Scientific and Statistical Database Management

Volume 7338 of the series Lecture Notes in Computer Science pp 280-297

Substructure Clustering: A Novel Mining Paradigm for Arbitrary Data Types

  • Stephan GünnemannAffiliated withRWTH Aachen University
  • , Brigitte BodenAffiliated withRWTH Aachen University
  • , Thomas SeidlAffiliated withRWTH Aachen University


Subspace clustering is an established mining task for grouping objects that are represented by vector data. By considering subspace projections of the data, the problem of full-space clustering is avoided: objects show no similarity w.r.t. all of their attributes but only w.r.t. subsets of their characteristics. This effect is not limited to vector data but can be observed in several other scientific domains including graphs, where we just find similar subgraphs, or time series, where only shorter subsequences show the same behavior. In each scenario, using the whole representation of the objects for clustering is futile. We need to find clusters of similar substructures. However, none of the existing substructure mining paradigms as subspace clustering, frequent subgraph mining, or motif discovery is able to solve this task entirely since they tackle only a few challenges and are restricted to a specific type of data.

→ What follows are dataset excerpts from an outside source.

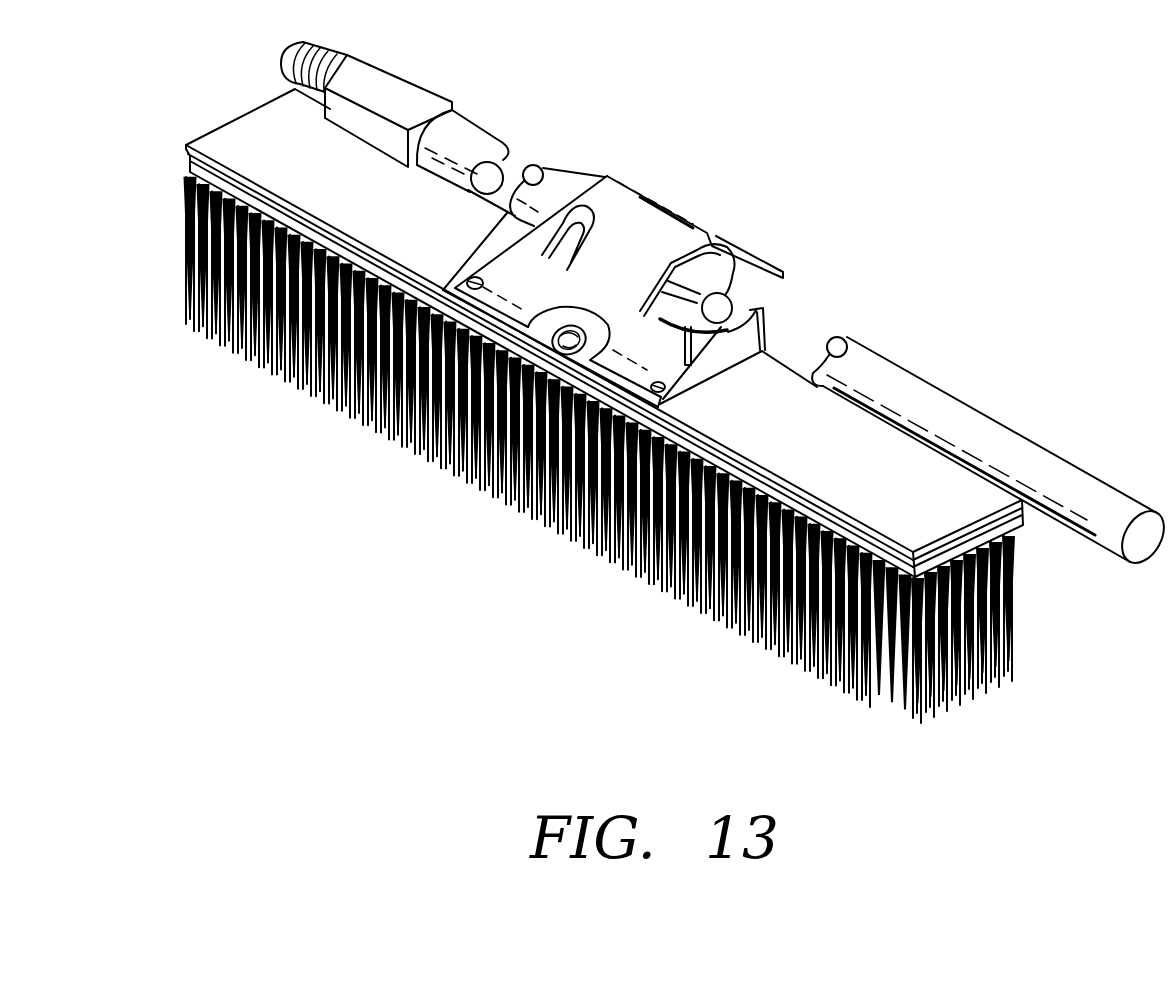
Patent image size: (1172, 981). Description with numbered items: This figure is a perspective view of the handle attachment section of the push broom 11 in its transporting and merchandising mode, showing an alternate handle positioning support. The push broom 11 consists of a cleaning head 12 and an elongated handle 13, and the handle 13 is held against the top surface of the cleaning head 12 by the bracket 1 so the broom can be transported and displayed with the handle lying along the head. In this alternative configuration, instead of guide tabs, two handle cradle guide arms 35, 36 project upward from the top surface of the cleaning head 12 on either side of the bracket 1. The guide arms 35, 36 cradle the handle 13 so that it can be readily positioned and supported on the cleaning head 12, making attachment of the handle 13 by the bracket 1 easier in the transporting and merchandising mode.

The bracket 1 is at (630, 208).
The push broom 11 is at (588, 166).
The cleaning head 12 is at (942, 488).
The elongated handle 13 is at (942, 413).
The handle cradle guide arm 35 is at (505, 238).
The handle cradle guide arm 36 is at (762, 348).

In this work, we unify and generalize existing substructure mining tasks to the novel paradigm of substructure clustering that is applicable to data of an arbitrary type. As a proof of concept showing the feasibility of our novel paradigm, we present a specific instantiation for the task of subgraph clustering. By integrating the ideas of different research areas into a novel paradigm, the aim of our paper is to inspire future research directions in the individual areas.